Unkind thoughts require an enormous amount of effort to maintain. Giving them up is the easiest possible thing. The pinacle of Coursey achievement is not some artificial performance that must be constantly and vigilantly held in place. At some point it’s more like rolling down a hill or lying in a river drifting out to sea. Our only part is to allow it to happen, by not holding on.

There are stages of not holding on, that we go through. It starts with the slightest loosening of grip, that leads you to recognise on some level that you are gripping onto something (the secret of salvation is but this: that you are doing this unto yourself).

In the stage I’m at, I am able to fairly consistently not hold on, but I am not yet at a stage where I can stop monitoring myself. self-monitoring is not nearly as much effort as the great struggle of the previous stage. I’m not actively fighting J. But neither can I stop paying attention. It’s like being a security guard in a warehouse. Nothing much ever happens but I have to be there just in case.
One day the warehouse will be so peaceful that I can hang up my hat and retire.
That probably won’t happen until J has finished reorganising it.


Freyr wrote:

But neither can I stop paying attention. It’s like being a security guard in a warehouse. Nothing much ever happens but I have to be there just in case.

I said it wrong.
It’s more like. I as a security guard have the easiest job in the world. So long as I am there, no one tries anything. My mere presence is enough to deter all thieves.
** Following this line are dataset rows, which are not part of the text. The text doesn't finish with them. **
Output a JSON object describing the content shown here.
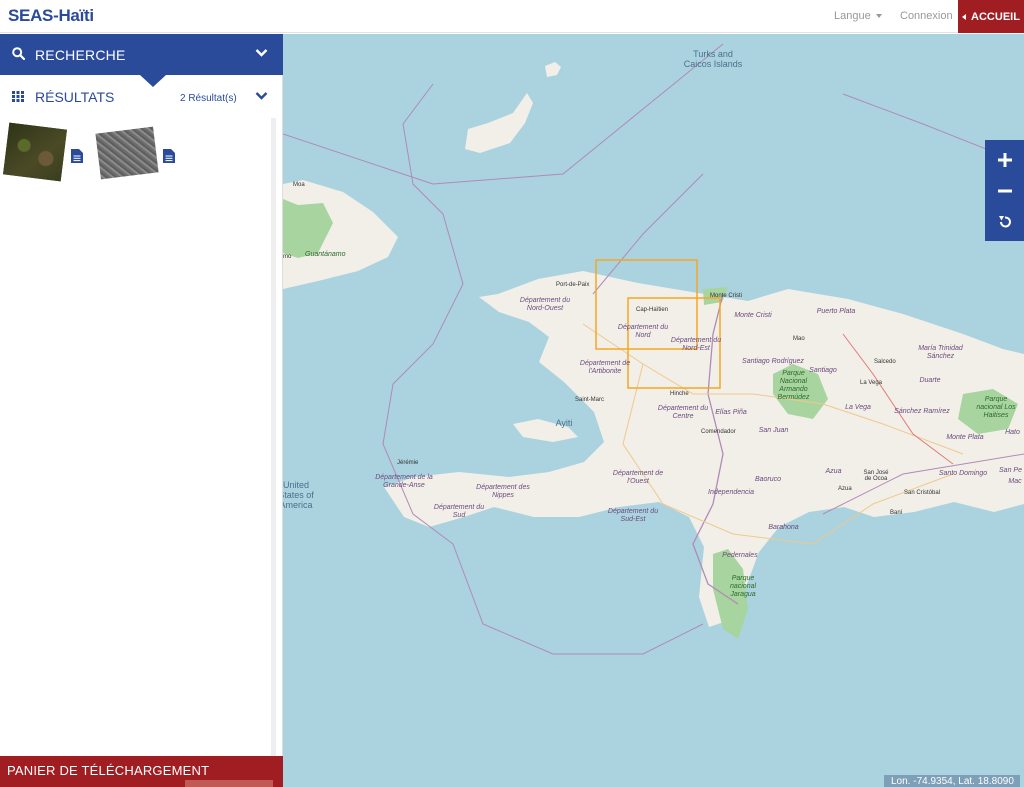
{
  "topbar": {
    "brand": "SEAS-Haïti",
    "language_label": "Langue",
    "login_label": "Connexion",
    "home_label": "ACCUEIL"
  },
  "sidebar": {
    "search_label": "RECHERCHE",
    "results_label": "RÉSULTATS",
    "results_count": "2 Résultat(s)",
    "cart_label": "PANIER DE TÉLÉCHARGEMENT"
  },
  "map": {
    "coords": "Lon. -74.9354, Lat. 18.8090",
    "labels": {
      "turks": "Turks and Caicos Islands",
      "moa": "Moa",
      "guantanamo": "Guantánamo",
      "no": "mo",
      "port_de_paix": "Port-de-Paix",
      "nord_ouest": "Département du Nord-Ouest",
      "cap_haitien": "Cap-Haïtien",
      "nord": "Département du Nord",
      "nord_est": "Département du Nord-Est",
      "monte_cristi_town": "Monte Cristi",
      "monte_cristi": "Monte Cristi",
      "puerto_plata": "Puerto Plata",
      "mao": "Mao",
      "artibonite": "Département de l'Artibonite",
      "santiago_rodriguez": "Santiago Rodríguez",
      "santiago": "Santiago",
      "parque_armando": "Parque Nacional Armando Bermúdez",
      "salcedo": "Salcedo",
      "maria_trinidad": "María Trinidad Sánchez",
      "la_vega_town": "La Vega",
      "duarte": "Duarte",
      "saint_marc": "Saint-Marc",
      "hinche": "Hinche",
      "ayiti": "Ayiti",
      "centre": "Département du Centre",
      "elias_pina": "Elías Piña",
      "la_vega": "La Vega",
      "sanchez_ramirez": "Sánchez Ramírez",
      "parque_haitises": "Parque nacional Los Haitises",
      "hato": "Hato",
      "comendador": "Comendador",
      "san_juan": "San Juan",
      "monte_plata": "Monte Plata",
      "jeremie": "Jérémie",
      "grande_anse": "Département de la Grande-Anse",
      "nippes": "Département des Nippes",
      "ouest": "Département de l'Ouest",
      "azua_town": "Azua",
      "san_jose": "San José de Ocoa",
      "azua": "Azua",
      "santo_domingo": "Santo Domingo",
      "san_pe": "San Pe",
      "mac": "Mac",
      "sud": "Département du Sud",
      "sud_est": "Département du Sud-Est",
      "independencia": "Independencia",
      "baoruco": "Baoruco",
      "san_cristobal": "San Cristóbal",
      "bani": "Baní",
      "barahona": "Barahona",
      "united_states": "United States of America",
      "pedernales": "Pedernales",
      "parque_jaragua": "Parque nacional Jaragua"
    }
  },
  "colors": {
    "brand_blue": "#2a4a9a",
    "accent_red": "#a01d22",
    "sea": "#aad3df",
    "land": "#f2efe9",
    "footprint": "#f5a623"
  }
}
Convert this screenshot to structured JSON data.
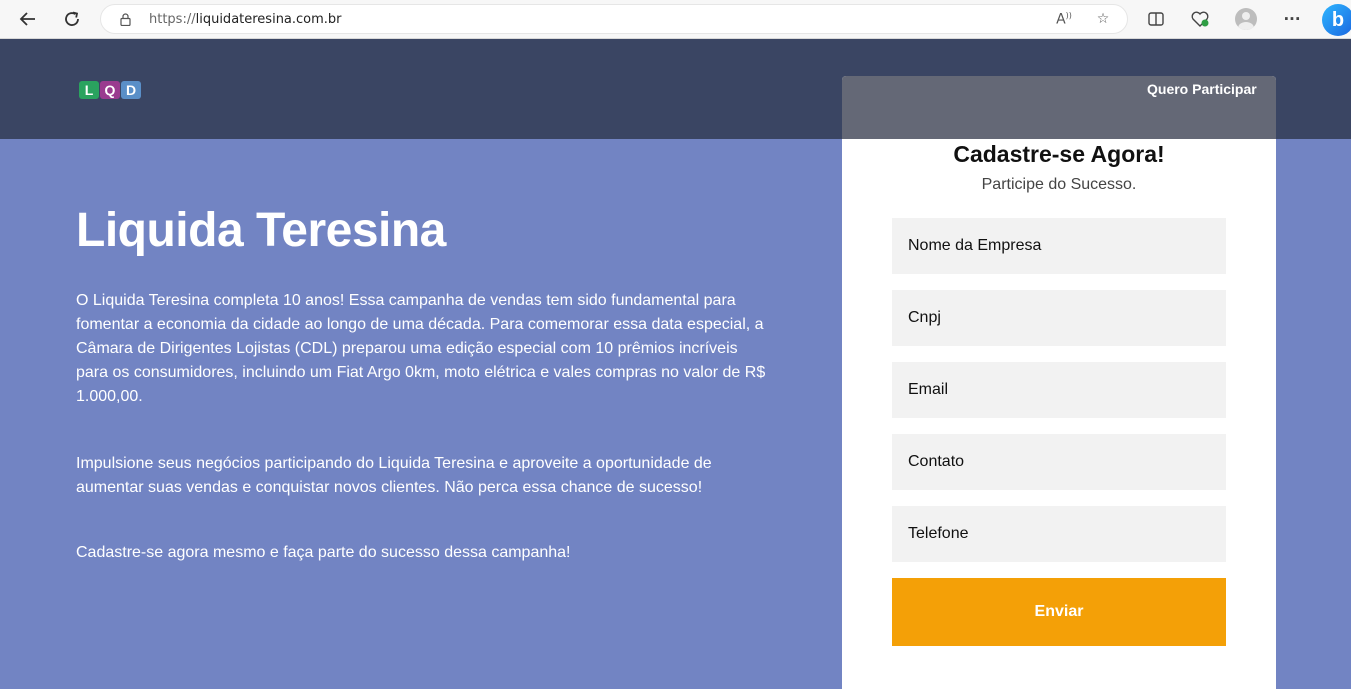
{
  "browser": {
    "url_proto": "https://",
    "url_host": "liquidateresina.com.br",
    "icons": [
      "back-icon",
      "refresh-icon",
      "lock-icon",
      "read-aloud-icon",
      "favorite-icon",
      "split-screen-icon",
      "browser-health-icon",
      "profile-avatar-icon",
      "more-icon",
      "bing-copilot-icon"
    ]
  },
  "header": {
    "logo_letters": [
      "L",
      "Q",
      "D"
    ],
    "logo_colors": [
      "#2aa35f",
      "#9a3b8f",
      "#5a8fc8"
    ],
    "cta": "Quero Participar"
  },
  "hero": {
    "title": "Liquida Teresina",
    "p1": "O Liquida Teresina completa 10 anos! Essa campanha de vendas tem sido fundamental para fomentar a economia da cidade ao longo de uma década. Para comemorar essa data especial, a Câmara de Dirigentes Lojistas (CDL) preparou uma edição especial com 10 prêmios incríveis para os consumidores, incluindo um Fiat Argo 0km, moto elétrica e vales compras no valor de R$ 1.000,00.",
    "p2": "Impulsione seus negócios participando do Liquida Teresina e aproveite a oportunidade de aumentar suas vendas e conquistar novos clientes. Não perca essa chance de sucesso!",
    "p3": "Cadastre-se agora mesmo e faça parte do sucesso dessa campanha!"
  },
  "form": {
    "title": "Cadastre-se Agora!",
    "subtitle": "Participe do Sucesso.",
    "fields": [
      {
        "placeholder": "Nome da Empresa"
      },
      {
        "placeholder": "Cnpj"
      },
      {
        "placeholder": "Email"
      },
      {
        "placeholder": "Contato"
      },
      {
        "placeholder": "Telefone"
      }
    ],
    "submit": "Enviar"
  },
  "colors": {
    "page_bg": "#7284c3",
    "header_bg": "#3a4563",
    "button": "#f4a007"
  }
}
But the moment I pop out for a cigarette break, there’s a break in.


Ute wrote:

Maybe my analogy is all wrong. 

Not necessarily. Figure skating is an art like any other. When an art is mastered, it becomes effortless, like breathing. Side note: breathing is also an art.

Unless you’re a master of an art, it’s impossible to tell whether another artist (such as a figure skater) has mastered their art. Any stage much beyond our own is imperceptible.

I’ve been thinking about Beethoven’s string quartets. Ken talks about them sometimes. They were some of the last work he did, and nobody understood. I tried listening to them and I didn’t like them. They are beyond what I can yet appreciate.

Back to figure skating. Perhaps you see effort because that is your way of thinking about how to get good at something.

Another way of getting better at something is to do it badly very often. When you do something you’re not skilled at a lot because you enjoy it, your skill improves quite naturally and rapidly.

To me there’s nothing more fun than the thought system of A Course in Miracles. So how good or bad I am at it doesn’t really matter.